KUR'AN A DAVET

 

 

 

AMACIMIZ HURAFEDEN, BATILDAN ARINMIŞ BİR İSLAM YAŞAMAKTIR. ONUN İÇİNDE REHBERİMİZ,  ALLAH IN KORUMASI ALTINDA Kİ, YALNIZ KUR'AN DIR.

YAZILARIMIN OLDUĞU DİĞER SİTELERİM.

 

https://kuranadavet1.wordpress.com/

https://twitter.com/KURANA_DAVET

http://www.hakyolkuran.com/

https://www.facebook.com/Kuranadavet1/

https://hakyolkuran1.blogspot.com/

 

 

 

 

 

 

 

 

 

 

 

 

 

 

 

 
Takvim

 
Gerekli Linkler

 
NEREDE YANLIŞ YAPIYORUZ.
Cuma hutbesinde vaiz, cemaate seslenerek, nerede gençlik, neden aramızda yok diye sitemde bulundu. Devamında da nerede yanlış yapıyoruz da, bu gençlik bu toplumun arasında yok diye de ekledi. Gerçektende nerede yanlış yapıyoruz da dinamik, akıllı, özgür sorgulayıp düşünebilen gençliği camilerde göremiyoruz?
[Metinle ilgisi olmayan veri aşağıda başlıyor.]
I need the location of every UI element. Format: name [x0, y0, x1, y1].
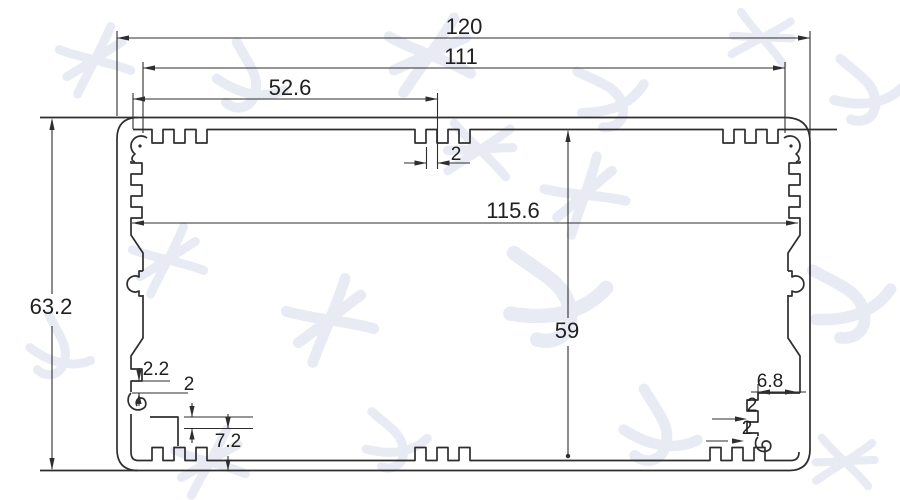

Evet, nerede yanlış yapıldı da, camilerden din konuşulan topluluklardan gençlik uzaklaştı. Aslında bu soruyu kendilerine sormaları gerekenler, topluma dini anlatan, gerek din görevlileri, gerekse kendilerini bu konuda yetkili görenler olmalı. Demek ki çok büyük yanlışlarımız var, demeleri gerek miyor mu?
 
Bu sözleri neden söylediğime gelince. Din konusunda herhangi bir konuda konuşmaya, yazmaya kalkanları, bugüne kadar hep susturdular ve dediler ki, DİNİ DE ANLATMAYI BİZE BIRAKIN, BU BİZİM İŞİMİZDİR. İşte böylece bu sözleri söyleyenler, İslam dininde de ruhban sınıfını yarattılar, ama sorsanız İslam da ruhban sınıfı yoktur derler. Bizler bu çelişkiler içinde, İslam ı hep birilerinden öğrendik. Hem de öyle güvendik ki onlara, elimizdeki Kur’an a bakma gereği bile duymadık. BU BİLGİLERİN BİZLER ÜZERİNDE, NE DENLİ ÖN YARGILAR OLUŞTURDUĞUNU DA FARK EDEMEDİK. Biraz düşünen, Kur’an a hele bir bakalım, Allah ne diyor diyenler içinde, önlem elbette alındı. HERKES KUR’AN I ANLAYAMAZ, SENİN İLMİN NE Kİ KUR’AN I ANLAYASIN, sözleri ile toplum korkutuldu, ürkütüldü.
 
Değerli din kardeşlerim, eğer bugün camilerde, mescitlerde gençlik yoksa, bunun suçlusu dini korku dini hale getiren ve Kur’an ı anlamayı-anlatmayı kendilerine has bir görev zanneden, Müslüman ruhban sınıfında aramalıyız. İnsanoğlu çocukluk, gençlik ve yetişkinlik evrelerinde, çok farklı duygular içindedir. Çocuk bazı konularda yönlendirilmeye muhtaçtır. Çünkü çevresiyle, olup bitenlerle tam diyalog kuramadığı için araştırmaya, öğrenmeye meraklı olduğu dönemdir.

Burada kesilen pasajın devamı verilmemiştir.